Strategicamente, Custoza non si può considerare battaglia decisiva, tanto è vero che l'esercito italiano fu in grado, pochi giorni dopo, di riprendere una vigorosa azione offensiva. Ma l'indugio di 20 giorni nell'invasione del Veneto fu sicuramente la ragione del ritardo col quale gl'Italiani arrivarono nel Friuli orientale, del conseguente malcontento manifestato dalla Prussia alleata e dell'assurdo confine che ha gravato sull'anima e sulla politica italiana dal 1866 al 1918.
Bibl.: Alf. La Marmora, Rapporto su le operazioni militari del 23 e 24 giugno 1866, Firenze 1868; G. Ulloa, L'esercito italiano e la battaglia di Custoza, Firenze 1866; Alf.
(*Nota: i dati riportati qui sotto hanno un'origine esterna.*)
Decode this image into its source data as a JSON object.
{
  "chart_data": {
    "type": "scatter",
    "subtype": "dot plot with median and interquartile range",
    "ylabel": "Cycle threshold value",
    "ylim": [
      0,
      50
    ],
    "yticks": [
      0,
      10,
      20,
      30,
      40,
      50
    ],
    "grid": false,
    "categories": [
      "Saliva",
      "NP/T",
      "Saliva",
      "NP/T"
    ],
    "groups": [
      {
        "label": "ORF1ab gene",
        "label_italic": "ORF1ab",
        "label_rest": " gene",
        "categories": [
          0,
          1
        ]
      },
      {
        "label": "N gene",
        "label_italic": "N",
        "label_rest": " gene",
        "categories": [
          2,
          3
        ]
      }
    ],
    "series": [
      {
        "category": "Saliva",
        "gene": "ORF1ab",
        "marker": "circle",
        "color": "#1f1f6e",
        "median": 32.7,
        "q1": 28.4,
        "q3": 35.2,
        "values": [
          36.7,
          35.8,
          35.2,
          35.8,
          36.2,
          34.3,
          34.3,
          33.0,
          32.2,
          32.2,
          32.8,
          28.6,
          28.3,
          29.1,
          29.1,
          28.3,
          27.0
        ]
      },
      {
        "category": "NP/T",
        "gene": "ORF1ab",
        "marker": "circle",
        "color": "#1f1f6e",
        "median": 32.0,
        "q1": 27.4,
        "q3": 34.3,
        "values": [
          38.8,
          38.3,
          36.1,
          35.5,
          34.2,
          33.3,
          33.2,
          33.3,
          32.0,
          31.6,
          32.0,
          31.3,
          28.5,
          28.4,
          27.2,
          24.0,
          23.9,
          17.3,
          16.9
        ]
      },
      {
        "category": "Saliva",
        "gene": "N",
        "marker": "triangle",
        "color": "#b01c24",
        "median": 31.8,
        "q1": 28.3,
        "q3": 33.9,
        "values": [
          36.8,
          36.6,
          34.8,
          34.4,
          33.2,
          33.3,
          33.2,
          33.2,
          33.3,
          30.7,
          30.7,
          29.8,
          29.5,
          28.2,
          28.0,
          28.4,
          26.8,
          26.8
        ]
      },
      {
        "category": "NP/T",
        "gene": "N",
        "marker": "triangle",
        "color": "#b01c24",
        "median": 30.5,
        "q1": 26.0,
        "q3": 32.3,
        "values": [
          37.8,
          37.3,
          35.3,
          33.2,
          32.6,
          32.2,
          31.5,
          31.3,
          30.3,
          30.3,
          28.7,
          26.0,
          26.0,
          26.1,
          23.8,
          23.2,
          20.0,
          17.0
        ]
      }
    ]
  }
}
La Marmora, Schiarimenti e rettifiche, Bologna 1868; La Marmora e la campagna del 1866 (in risposta all'opuscolo di Bologna e alla lettera del generle Sirtori), Firenze 1868; J. Vial, Étude sur la campagne de 1866 en Italie, et sur la bataille de Custoza, Parigi 1870; L. Chiala, Cenni storici su la campagna del 1866 e su la battaglia di Custoza, Parigi 1872; J. V. Lemoyne, Campagne de 1866 en Italie et bataille de Custoza, Parigi 1872; Alf. La Marmora, Un po' più di luce su gli eventi politici e militari del 23 e 24 giugno 1866, Firenze 1873; C. Mathes von Bilabruck, Taktische Studie über die Schlacht von Custozza im Jahre 1866, Vienna 1891; Ad. Strobl, Custozza, kurze Darstellung der Ereignisse vor und in der Schlacht bei Custozza 1866, Vienna 1897; G. Pollio, Custoza 1866, Torino 1903; A. De Mayo, Leggendo "Custoza", Roma 1911; A. Baldini, Il monito di Custoza, in Esercito e Nazione, 1926.